His wife was on location with him, a homemaker in the African jungle as she was in the concrete one back home. She never regretted it. "Whenever I hear the word happy now, I think of then," she wrote in her autobiography, Lauren Bacall By Myself. In a year when the hit tune on everyone's lips was Don't Fence Me In, Bogey wrote to his fiancee, pleading "Please fence me in, Baby'' and she did. The planks she used were fashioned from her career, but it was a solid fence and both Bogarts were happy living within its parameters.

The actress Gloria Stuart, who was Oscar-nominated for Titanic, was a friend of the Bogarts. She says: "It was a lovely marriage. They supported each other personally, professionally and politically. It was gemuetlich living."

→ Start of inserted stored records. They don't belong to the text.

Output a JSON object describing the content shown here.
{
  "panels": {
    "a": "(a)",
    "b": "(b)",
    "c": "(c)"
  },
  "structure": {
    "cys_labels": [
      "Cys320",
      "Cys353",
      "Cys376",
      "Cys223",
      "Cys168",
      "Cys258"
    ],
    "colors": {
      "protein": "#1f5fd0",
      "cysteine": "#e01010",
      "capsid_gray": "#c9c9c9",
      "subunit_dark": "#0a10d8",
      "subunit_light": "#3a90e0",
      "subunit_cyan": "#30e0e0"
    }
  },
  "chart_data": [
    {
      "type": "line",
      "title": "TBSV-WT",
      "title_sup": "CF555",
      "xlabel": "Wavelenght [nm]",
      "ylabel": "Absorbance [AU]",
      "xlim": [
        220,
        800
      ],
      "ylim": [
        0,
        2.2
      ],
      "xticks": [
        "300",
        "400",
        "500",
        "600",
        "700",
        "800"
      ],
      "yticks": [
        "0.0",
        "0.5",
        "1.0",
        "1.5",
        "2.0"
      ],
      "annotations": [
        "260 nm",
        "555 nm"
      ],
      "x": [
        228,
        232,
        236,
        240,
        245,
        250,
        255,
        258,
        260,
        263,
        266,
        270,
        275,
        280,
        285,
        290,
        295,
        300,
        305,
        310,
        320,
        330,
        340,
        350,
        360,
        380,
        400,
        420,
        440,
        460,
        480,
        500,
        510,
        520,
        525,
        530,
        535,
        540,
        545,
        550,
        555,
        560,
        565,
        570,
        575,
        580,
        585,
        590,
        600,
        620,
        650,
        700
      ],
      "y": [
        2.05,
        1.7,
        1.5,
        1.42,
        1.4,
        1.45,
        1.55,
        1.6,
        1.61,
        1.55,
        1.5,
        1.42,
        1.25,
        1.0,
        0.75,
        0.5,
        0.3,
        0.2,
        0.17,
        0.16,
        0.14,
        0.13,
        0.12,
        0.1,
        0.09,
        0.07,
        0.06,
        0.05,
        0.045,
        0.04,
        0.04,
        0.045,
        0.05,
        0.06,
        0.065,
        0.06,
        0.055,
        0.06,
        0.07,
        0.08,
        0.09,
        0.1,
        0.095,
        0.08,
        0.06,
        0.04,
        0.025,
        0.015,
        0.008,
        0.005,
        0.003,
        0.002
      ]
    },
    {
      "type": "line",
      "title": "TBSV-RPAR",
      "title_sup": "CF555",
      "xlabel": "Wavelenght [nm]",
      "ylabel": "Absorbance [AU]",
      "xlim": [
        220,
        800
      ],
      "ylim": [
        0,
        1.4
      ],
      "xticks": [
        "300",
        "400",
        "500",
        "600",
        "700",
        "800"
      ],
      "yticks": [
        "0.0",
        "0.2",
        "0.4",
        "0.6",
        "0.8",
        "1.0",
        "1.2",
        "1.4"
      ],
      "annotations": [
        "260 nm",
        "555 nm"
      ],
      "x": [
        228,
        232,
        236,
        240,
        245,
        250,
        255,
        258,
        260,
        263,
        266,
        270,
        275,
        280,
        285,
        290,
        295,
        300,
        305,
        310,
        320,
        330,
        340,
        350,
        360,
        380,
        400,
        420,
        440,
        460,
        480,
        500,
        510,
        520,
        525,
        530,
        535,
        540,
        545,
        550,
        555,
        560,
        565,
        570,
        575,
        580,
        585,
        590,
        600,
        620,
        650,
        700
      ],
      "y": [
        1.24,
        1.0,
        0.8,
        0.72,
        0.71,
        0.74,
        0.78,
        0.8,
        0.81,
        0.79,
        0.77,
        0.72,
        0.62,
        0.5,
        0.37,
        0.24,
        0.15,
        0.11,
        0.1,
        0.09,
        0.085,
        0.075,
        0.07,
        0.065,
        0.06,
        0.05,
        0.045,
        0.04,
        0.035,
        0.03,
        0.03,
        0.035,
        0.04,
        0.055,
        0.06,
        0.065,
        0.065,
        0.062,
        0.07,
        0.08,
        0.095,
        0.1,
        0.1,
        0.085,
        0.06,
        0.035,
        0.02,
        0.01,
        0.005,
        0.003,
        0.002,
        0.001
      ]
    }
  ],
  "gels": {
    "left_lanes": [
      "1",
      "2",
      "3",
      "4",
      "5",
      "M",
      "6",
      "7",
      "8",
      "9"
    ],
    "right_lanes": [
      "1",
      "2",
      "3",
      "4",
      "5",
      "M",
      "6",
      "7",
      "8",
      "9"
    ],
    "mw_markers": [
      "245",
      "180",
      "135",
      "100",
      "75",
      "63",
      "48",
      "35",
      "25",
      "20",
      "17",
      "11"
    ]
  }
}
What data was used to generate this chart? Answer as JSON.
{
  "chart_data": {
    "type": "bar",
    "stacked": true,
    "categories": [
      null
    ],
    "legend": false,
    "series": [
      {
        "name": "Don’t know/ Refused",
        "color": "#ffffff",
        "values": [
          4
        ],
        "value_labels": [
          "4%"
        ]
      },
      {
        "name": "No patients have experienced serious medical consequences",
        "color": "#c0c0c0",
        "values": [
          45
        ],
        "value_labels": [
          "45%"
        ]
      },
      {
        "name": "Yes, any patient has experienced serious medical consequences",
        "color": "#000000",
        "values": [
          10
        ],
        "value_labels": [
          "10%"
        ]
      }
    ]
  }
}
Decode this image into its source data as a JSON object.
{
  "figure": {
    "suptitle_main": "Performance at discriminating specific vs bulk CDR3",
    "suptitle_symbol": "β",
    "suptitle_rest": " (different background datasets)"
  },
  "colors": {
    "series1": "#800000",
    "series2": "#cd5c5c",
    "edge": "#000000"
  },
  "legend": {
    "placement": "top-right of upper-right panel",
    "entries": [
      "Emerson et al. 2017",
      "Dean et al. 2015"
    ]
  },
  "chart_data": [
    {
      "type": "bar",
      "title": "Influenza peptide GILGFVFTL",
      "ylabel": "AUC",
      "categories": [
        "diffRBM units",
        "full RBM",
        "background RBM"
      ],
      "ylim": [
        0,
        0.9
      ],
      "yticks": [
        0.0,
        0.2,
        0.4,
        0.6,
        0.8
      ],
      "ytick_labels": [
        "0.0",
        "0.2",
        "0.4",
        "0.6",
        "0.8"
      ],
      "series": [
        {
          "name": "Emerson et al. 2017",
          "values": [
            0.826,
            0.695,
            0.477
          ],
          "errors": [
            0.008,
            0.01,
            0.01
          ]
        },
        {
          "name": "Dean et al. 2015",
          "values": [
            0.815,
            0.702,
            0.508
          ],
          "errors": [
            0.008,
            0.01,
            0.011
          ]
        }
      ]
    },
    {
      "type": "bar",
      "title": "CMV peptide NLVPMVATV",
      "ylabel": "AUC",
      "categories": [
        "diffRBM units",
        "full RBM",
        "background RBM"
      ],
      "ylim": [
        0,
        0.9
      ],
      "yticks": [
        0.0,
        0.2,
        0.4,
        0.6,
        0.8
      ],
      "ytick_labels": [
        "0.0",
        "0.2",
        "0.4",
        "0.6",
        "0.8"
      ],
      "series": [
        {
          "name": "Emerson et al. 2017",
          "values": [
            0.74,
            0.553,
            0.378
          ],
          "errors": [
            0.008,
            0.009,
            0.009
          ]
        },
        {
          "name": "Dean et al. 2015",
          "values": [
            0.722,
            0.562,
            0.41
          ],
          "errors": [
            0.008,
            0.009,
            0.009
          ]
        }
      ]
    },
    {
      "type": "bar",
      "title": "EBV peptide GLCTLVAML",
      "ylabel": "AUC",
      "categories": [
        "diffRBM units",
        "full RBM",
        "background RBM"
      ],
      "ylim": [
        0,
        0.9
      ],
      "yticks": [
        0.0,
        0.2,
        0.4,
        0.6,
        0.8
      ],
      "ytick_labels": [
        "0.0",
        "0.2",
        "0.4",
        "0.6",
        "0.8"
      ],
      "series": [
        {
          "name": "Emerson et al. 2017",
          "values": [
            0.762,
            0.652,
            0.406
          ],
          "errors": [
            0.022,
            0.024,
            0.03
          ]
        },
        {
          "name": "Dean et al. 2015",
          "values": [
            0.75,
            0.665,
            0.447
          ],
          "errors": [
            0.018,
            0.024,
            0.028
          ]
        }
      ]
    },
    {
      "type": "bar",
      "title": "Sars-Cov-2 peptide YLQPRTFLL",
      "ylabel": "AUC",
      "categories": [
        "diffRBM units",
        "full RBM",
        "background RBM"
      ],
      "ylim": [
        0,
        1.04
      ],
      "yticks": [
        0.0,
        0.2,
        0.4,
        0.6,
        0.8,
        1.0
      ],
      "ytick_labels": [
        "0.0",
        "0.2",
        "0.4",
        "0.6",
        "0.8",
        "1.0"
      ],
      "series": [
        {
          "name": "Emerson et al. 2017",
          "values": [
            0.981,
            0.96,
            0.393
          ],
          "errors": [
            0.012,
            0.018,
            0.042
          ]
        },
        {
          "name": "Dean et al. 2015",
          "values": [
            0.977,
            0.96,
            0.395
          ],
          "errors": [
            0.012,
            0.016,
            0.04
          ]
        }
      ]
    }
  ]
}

Since Bogart's death, Bacall has partially crawled out from under his shadow. An eight-year marriage to actor Jason Robards, a Tony award for the stage play Applause in 1970 and her 1996 Oscar nomination for The Mirror Has Two Faces mean that Miss Bacall can look Mrs Bogart in the eye for the first time since the latter walked in and took over.


"I like that. I'd like more," said Bacall to Bogart when they kissed in The Big Sleep. She got 12 years of bliss, but the price was steep: 40 years of being stung by a dead bee.